The very first step to securing your network is to go through your entire infrastructure to identify what is on it, and what shouldn’t be there. Let’s look at a Riverbed Technology customer to illustrate the value of this approach:
The customer leveraged our visibility tools to assess their network — application rationalization, network traffic, user rationalization, etc. — and determined what needed to be there and what didn’t. When an unknown device suddenly appeared on their network, they were able to detect it immediately even though it was trying to hide in plain site by using 443 (SSL,TLS, HTTPS) traffic, which makes up between 50%-80% of all traffic on most networks these days. They were able to tell what other devices it was communicating with, and that it was pulling a lot of data.
Using Riverbed Technology’s unified visibility and investigative processes, we were able to assess the device, figure out exactly what its location was, and exactly the port it connected to, which corresponded to a patch panel that was beneath a desk. We discovered there were insider bad actors that were trying to exfiltrate data and three people were arrested.
What’s more important in this example, these bad actors had inside knowledge. They knew their attempts wouldn’t trigger traditional cyber tools, they knew what to avoid, and they attempted to be as “uninteresting” as possible and hide in plain sight. True enterprise visibility, behavioral analytics, and tightly monitoring known versus unknown elements in the environment, allowed this customer to identify and ultimately thwart this attack in hours rather than weeks or months.
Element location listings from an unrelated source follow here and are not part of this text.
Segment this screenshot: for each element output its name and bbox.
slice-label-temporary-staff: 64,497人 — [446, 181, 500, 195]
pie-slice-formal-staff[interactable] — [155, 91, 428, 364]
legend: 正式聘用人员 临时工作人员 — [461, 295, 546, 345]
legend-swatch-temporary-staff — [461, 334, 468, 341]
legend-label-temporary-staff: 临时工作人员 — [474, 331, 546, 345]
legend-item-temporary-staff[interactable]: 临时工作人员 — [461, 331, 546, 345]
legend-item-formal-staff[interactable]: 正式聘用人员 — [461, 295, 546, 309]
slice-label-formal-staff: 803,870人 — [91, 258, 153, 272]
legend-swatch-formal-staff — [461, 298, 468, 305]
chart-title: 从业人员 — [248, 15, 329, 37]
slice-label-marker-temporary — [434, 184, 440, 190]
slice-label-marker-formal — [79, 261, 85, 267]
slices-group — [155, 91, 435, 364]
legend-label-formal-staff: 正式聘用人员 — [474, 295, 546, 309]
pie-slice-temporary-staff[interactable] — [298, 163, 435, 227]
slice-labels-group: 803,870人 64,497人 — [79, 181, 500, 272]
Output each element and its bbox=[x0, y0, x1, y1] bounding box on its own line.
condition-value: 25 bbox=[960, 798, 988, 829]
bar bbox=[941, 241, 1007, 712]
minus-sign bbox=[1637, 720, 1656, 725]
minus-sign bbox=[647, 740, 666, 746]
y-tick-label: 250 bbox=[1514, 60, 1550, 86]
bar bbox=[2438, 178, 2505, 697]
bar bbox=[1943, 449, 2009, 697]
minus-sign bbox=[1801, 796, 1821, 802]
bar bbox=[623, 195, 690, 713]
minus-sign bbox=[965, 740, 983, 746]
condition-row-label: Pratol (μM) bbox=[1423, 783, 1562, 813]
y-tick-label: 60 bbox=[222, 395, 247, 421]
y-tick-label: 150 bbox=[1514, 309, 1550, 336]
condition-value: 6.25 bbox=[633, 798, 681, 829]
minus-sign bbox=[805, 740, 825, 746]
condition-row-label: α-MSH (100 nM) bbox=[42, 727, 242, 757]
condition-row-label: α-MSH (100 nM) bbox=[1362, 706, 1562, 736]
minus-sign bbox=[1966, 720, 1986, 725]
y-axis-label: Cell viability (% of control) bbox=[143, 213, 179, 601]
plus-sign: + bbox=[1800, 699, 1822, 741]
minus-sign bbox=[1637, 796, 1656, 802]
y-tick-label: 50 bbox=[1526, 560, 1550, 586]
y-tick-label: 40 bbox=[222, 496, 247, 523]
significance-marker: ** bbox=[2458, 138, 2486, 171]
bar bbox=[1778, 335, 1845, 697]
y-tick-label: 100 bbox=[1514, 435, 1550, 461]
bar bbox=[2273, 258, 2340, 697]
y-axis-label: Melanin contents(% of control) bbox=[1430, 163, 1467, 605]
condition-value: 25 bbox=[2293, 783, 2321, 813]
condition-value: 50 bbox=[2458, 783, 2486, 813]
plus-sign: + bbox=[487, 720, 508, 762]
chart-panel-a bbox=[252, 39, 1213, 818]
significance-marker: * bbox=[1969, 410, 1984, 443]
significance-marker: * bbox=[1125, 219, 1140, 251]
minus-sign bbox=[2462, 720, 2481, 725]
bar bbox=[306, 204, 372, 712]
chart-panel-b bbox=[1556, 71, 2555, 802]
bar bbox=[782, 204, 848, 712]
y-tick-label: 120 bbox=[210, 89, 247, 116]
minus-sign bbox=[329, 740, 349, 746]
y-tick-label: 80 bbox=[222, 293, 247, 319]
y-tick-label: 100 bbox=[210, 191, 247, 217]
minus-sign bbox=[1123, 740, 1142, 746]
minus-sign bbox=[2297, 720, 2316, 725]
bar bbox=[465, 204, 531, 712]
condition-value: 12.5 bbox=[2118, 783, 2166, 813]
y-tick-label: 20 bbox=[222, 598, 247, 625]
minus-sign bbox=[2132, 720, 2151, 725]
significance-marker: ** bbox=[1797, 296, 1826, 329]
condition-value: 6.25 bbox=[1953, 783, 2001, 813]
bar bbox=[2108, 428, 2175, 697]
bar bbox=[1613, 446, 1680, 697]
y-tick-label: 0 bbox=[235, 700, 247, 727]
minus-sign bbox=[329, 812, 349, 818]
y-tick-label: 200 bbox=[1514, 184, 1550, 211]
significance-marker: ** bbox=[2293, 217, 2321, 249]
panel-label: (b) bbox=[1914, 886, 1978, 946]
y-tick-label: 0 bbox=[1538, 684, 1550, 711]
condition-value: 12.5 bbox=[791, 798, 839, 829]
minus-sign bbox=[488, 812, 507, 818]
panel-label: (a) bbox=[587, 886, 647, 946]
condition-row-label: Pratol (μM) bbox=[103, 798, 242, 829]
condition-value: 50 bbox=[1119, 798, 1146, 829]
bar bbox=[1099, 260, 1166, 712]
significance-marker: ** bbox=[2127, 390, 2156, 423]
This customer took the necessary first step and it made all the difference.
Federal IT leaders recognize that network visibility can significantly improve their security posture — in fact, 93% of the survey respondents believe that greater network visibility facilitates greater network security and they consider cybersecurity to be number one priority that can be improved through better network visibility. Federal IT teams also voiced the need for systems that reach out and alert them when something isn’t right, ranking automated threat detection, advanced reporting and automated alerting as the top three most important features of a visibility solution.
The federal government’s modernization efforts accelerated rapidly last year, advancing the adoption of cloud and as-a-service models to create hybrid environments that demand greater network visibility. Agencies need solutions that make it easier to protect, manage and accelerate their networks and apps to advance their modernization initiatives while improving employee productivity, saving costs, performance, and ensuring security every step of the way. Visibility has always played a critical role in addressing these needs and enabling remote capabilities, and recent events have only further highlighted its importance for government networks.
Marlin McFate is the public sector chief technology officer at Riverbed Technologies.